21. In my view, the expression 'notwithstanding anything contained in the Act' properly construed does not exclude the operation of Section 26(1) of the said Act 1973 in respect of an insured co-operative bank, even if it be assumed that in this case the cooperative bank is an insured cooperative bank. Section 140 is an additional or supplemental provision directing the State Registrar to dissolve the managing committee of an insured bank if so required by the Reserve Bank. It does not take away or exclude the general powers of the Registrar or the State Government to dissolve the managing committee of any co-operative society under Section 26(1) of the Act. If the Legislature thought that the aforesaid two sets of provisions would be conflicting in their operation in relation to an insured co-operative bank or intended to supersede Section 26(1) in the case of an insured bank, the non obstante clause would have been worded differently and the wording would have been 'notwithstanding anything to the contrary contained in this Act'. In this case the non obstante clause in Section 140 does not limit the ambit and scope of the operative part of Section 26(1). The two sets of provisions operate in the case of an insured co-operative bank in two different sets of contingencies contemplated therein.
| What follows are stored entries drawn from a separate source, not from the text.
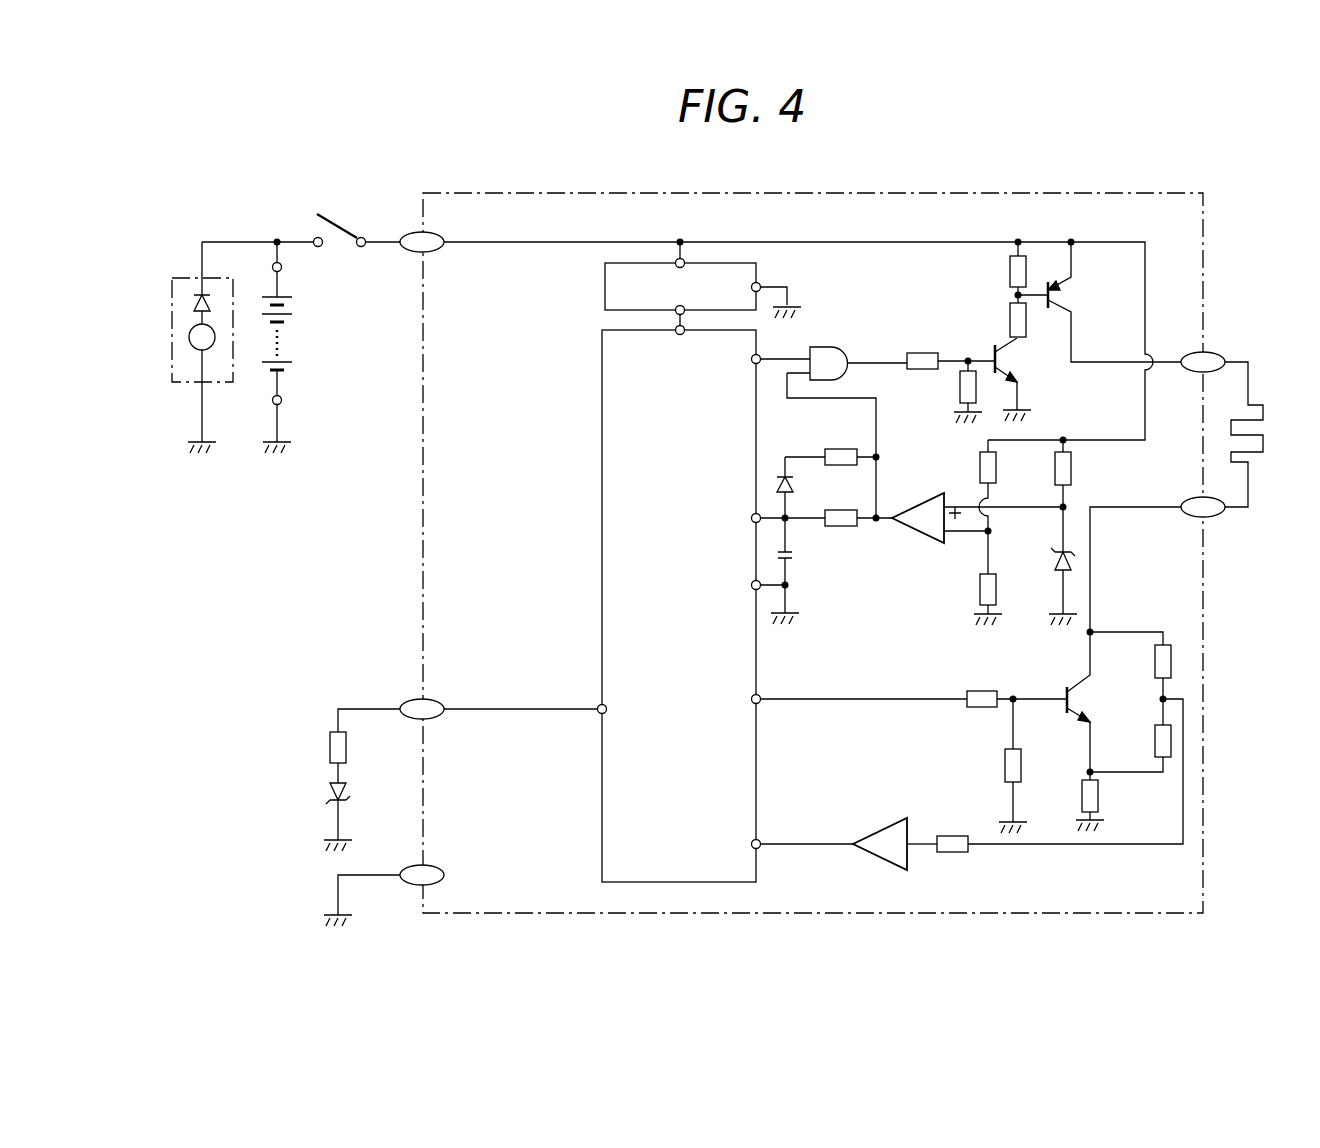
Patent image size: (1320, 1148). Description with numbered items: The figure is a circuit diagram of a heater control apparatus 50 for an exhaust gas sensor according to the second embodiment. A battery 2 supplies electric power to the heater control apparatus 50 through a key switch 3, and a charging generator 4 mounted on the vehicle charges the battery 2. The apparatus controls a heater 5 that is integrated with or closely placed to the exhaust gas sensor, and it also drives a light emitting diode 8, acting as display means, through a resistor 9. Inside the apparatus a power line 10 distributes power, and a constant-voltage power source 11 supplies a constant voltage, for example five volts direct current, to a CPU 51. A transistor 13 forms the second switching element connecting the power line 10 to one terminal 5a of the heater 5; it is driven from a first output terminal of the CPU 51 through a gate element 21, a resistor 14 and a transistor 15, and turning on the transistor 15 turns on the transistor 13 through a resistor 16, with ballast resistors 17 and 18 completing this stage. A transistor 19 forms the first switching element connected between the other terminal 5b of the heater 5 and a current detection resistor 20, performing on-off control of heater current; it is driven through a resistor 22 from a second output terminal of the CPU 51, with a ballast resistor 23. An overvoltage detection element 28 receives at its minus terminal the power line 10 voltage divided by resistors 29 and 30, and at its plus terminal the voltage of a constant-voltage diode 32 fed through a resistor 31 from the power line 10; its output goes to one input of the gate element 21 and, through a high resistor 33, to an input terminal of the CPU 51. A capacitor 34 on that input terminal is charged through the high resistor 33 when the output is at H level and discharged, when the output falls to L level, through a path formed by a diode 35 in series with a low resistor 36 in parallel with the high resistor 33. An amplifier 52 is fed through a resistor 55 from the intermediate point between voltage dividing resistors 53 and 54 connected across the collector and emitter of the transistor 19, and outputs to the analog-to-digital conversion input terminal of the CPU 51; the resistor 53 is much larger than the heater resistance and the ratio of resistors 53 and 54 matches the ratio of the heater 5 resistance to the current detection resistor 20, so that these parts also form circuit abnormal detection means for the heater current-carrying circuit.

The battery 2 is at (284, 362).
The key switch 3 is at (340, 223).
The charging generator 4 is at (185, 278).
The heater 5 is at (1258, 405).
The one terminal 5a is at (1195, 353).
The other terminal 5b is at (1195, 498).
The light emitting diode 8 is at (330, 793).
The resistor 9 is at (330, 750).
The power line 10 is at (868, 242).
The constant-voltage power source 11 is at (605, 288).
The transistor 13 is at (1065, 295).
The resistor 14 is at (920, 352).
The transistor 15 is at (1011, 359).
The resistor 16 is at (1010, 320).
The ballast resistor 17 is at (1010, 270).
The ballast resistor 18 is at (960, 387).
The transistor 19 is at (1081, 699).
The current detection resistor 20 is at (1082, 797).
The gate element 21 is at (822, 349).
The resistor 22 is at (983, 691).
The ballast resistor 23 is at (1005, 767).
The overvoltage detection element 28 is at (915, 500).
The resistor 29 is at (980, 472).
The resistor 30 is at (980, 590).
The resistor 31 is at (1055, 470).
The constant-voltage diode 32 is at (1056, 556).
The high resistor 33 is at (842, 510).
The capacitor 34 is at (794, 555).
The diode 35 is at (794, 489).
The low resistor 36 is at (840, 449).
The heater control apparatus 50 is at (1000, 193).
The CPU 51 is at (602, 588).
The amplifier 52 is at (880, 829).
The voltage dividing resistor 53 is at (1155, 662).
The voltage dividing resistor 54 is at (1155, 740).
The resistor 55 is at (951, 836).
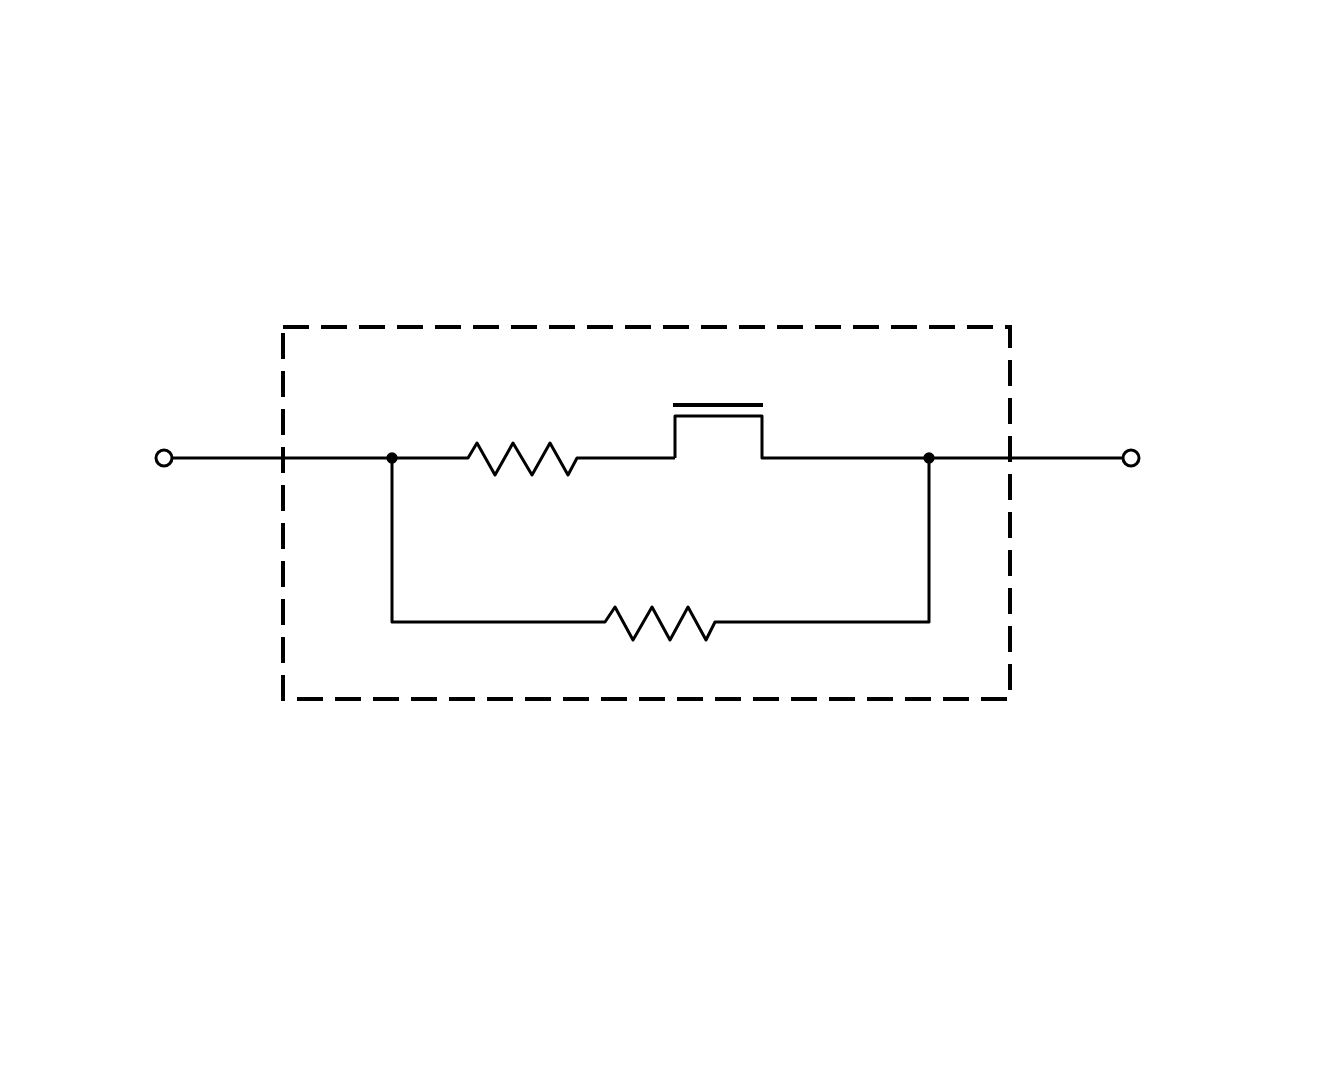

Moreover, it is a basic rule of interpretation that if it is possible to avoid a conflict between two provisions on a proper construction thereof, then it is the duty of the Court to so construe them that they are in harmony with each other. The statute must be read as a whole and every provision in the statute must be construed with reference to the context and other clauses in the statute so as to make a consistent enactment of the whole statute as far as possible. Mr. Chatterjee has also contended that the co-operative bank in this case does not come within the definition of 'insured cooperative bank' within the meaning of Clause (i) of Section 2 of the Deposit Insurance Act 1961 read with Clause 'gg' thereof. But it is not necessary to deal with that question as I hold that Section 140(1)(c) is an additional provision for dissolution of managing committee of an insured co-operative bank, even assuming that the co-operative bank in this case comes within that category and it does not control or exclude the operation of Section 26(1) of the State Act 1973.
22. No other point has been raised at the hearing in support of the writ petition.
23. In the result, I find that the writ petition has no merit and must fail. The Rule is discharged. The interim order made in this Rule is vacated. There will be no order as to costs.
24. On the oral submission made on behalf of the petitioners, the operation of the order is stayed for three weeks from today although the prayer is opposed on behalf of the respondents 3 to 5.